La ristrutturazione settecentesca e le modifiche del XIX secolo
Nuovi lavori di ristrutturazione sono effettuati nel corso del XVIII secolo e nella prima metà del XIX. L’unico riferimento cronologico puntuale su questi interventi è fornito dalla data “1723” scolpita sul portale principale di facciata, per il resto bisogna fare riferimento alla cronologia relativa delle azioni costruttive ed alla morfologia delle aperture e delle opere murarie.

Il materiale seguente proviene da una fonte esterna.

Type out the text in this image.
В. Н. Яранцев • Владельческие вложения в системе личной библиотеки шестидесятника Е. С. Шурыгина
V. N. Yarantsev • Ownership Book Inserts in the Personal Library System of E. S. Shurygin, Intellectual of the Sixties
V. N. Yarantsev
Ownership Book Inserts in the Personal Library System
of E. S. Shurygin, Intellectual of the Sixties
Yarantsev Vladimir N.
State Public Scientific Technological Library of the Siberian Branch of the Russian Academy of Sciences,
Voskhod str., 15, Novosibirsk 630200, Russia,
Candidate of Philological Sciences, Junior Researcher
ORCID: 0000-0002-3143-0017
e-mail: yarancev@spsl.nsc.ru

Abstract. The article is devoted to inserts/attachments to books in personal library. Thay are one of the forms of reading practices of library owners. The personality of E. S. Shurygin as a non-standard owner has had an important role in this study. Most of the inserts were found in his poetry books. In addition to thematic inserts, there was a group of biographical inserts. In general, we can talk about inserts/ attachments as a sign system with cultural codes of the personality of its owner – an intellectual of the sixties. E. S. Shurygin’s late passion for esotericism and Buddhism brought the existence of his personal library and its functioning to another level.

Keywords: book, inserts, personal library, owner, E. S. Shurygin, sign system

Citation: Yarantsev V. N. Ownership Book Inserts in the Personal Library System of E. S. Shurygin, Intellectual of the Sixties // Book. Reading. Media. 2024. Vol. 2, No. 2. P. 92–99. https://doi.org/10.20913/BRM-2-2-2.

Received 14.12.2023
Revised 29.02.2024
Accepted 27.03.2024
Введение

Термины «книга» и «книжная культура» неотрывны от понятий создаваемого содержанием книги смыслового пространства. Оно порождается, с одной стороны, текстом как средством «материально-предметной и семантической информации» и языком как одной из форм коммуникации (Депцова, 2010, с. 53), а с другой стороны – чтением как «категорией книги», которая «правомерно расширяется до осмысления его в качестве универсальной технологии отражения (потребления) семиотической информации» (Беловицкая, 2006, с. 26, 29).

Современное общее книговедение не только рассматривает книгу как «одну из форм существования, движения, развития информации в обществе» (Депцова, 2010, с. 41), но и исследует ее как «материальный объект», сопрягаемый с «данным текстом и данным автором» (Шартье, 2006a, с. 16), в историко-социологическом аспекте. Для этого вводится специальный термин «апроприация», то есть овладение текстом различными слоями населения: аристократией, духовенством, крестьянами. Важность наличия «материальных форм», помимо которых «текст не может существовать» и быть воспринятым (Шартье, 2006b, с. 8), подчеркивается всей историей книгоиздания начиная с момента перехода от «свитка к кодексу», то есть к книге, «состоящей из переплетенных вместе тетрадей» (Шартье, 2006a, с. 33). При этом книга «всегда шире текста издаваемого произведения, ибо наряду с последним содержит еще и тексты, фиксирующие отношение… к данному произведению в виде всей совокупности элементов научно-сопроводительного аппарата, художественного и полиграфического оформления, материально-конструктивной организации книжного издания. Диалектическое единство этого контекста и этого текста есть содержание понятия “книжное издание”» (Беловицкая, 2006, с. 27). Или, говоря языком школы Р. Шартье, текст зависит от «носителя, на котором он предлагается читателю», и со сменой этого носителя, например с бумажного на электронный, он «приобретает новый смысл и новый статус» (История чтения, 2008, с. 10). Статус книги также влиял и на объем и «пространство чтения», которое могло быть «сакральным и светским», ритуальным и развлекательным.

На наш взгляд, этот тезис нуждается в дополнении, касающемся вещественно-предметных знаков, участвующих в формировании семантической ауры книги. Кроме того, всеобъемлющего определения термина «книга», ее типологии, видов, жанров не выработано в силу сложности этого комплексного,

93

Per quanto riguarda gli esterni assistiamo all’apertura di nuove finestre o alla sostituzione di alcune aperture del periodo precedente. Le nuove finestre perdono la monumentalità delle aperture rinascimentali, e se quelle realizzate nel XVIII secolo conservano talvolta almeno una cornice in arenaria, senza però elementi aggettanti, le aperture ottocentesche sono estremamente semplici e sobrie. L’intervento più radicale coinvolge la metà superiore dell’edificio, dove il piano sommitale è sventrato per l’inserimento di un’altana rivolta a sud, la cui apertura è ricavata nel paramento medievale tagliando in profondità il tessuto murario, fino al livello delle aperture del primo piano. La decisione di costruire un’altana, un vano che in questo caso non presenta i caratteri gentilizi delle logge aristocratiche, ma piuttosto un’infrastruttura funzionale ad un impiego pratico e tipicamente contadino17, va valutata nell’ottica di una parziale riconversione del complesso, che acquista sembianze più rurali.
(Probabilmente nel ‘700 anche il paesaggio del castello è cambiato, la chiesa di San Biagio è ormai un semplice oratorio, e il carattere quasi urbano dell’insediamento interno alle vecchie mura è un ricordo del passato, mentre si è affermato il nuovo polo di aggregazione insediativa in riva all’Arno).
Anche gli spazi interni sono modificati. La volta tra primo e secondo piano è sostituita da un semplice solaio a travi. Una nuova porta è realizzata nel perimetrale occidentale dell’edificio. Negli anni compresi tra 1830 e 1860 la struttura va incontro a una prima suddivisione che spezza l’unità dei corpi di fabbrica. Dalla mappa del catasto regionale toscano risulta una ripartizione del complesso in tre proprietà distinte. A questo periodo probabilmente risale la tamponatura dei portali neoclassici e la chiusura dei passaggi tra i vari corpi di fabbrica.
Ultimi interventi novecenteschi
I maggiori interventi del XX secolo riguardano prevalentemente le suddivisioni degli spazi interni, con la costruzione di sottili divisori nei vari ambienti19 e l’aggiunta di un piano intermedio tra il primo ed il secondo, dotato di una coppia di finestre affacciate sul prospetto principale. Al lato occidentale del fabbricato sono addossati alcuni ambienti destinati ai servizi igienici. Il secondo conflitto mondiale porta dei danneggiamenti all’edificio, e le ricostruzioni post belliche comportano l’abbassamento del corpo di fabbrica adiacente al livello attuale, con il ripristino delle aperture del secondo piano. La scala esterna in pietra è abbattuta e ricostruita in laterizi e cemento armato.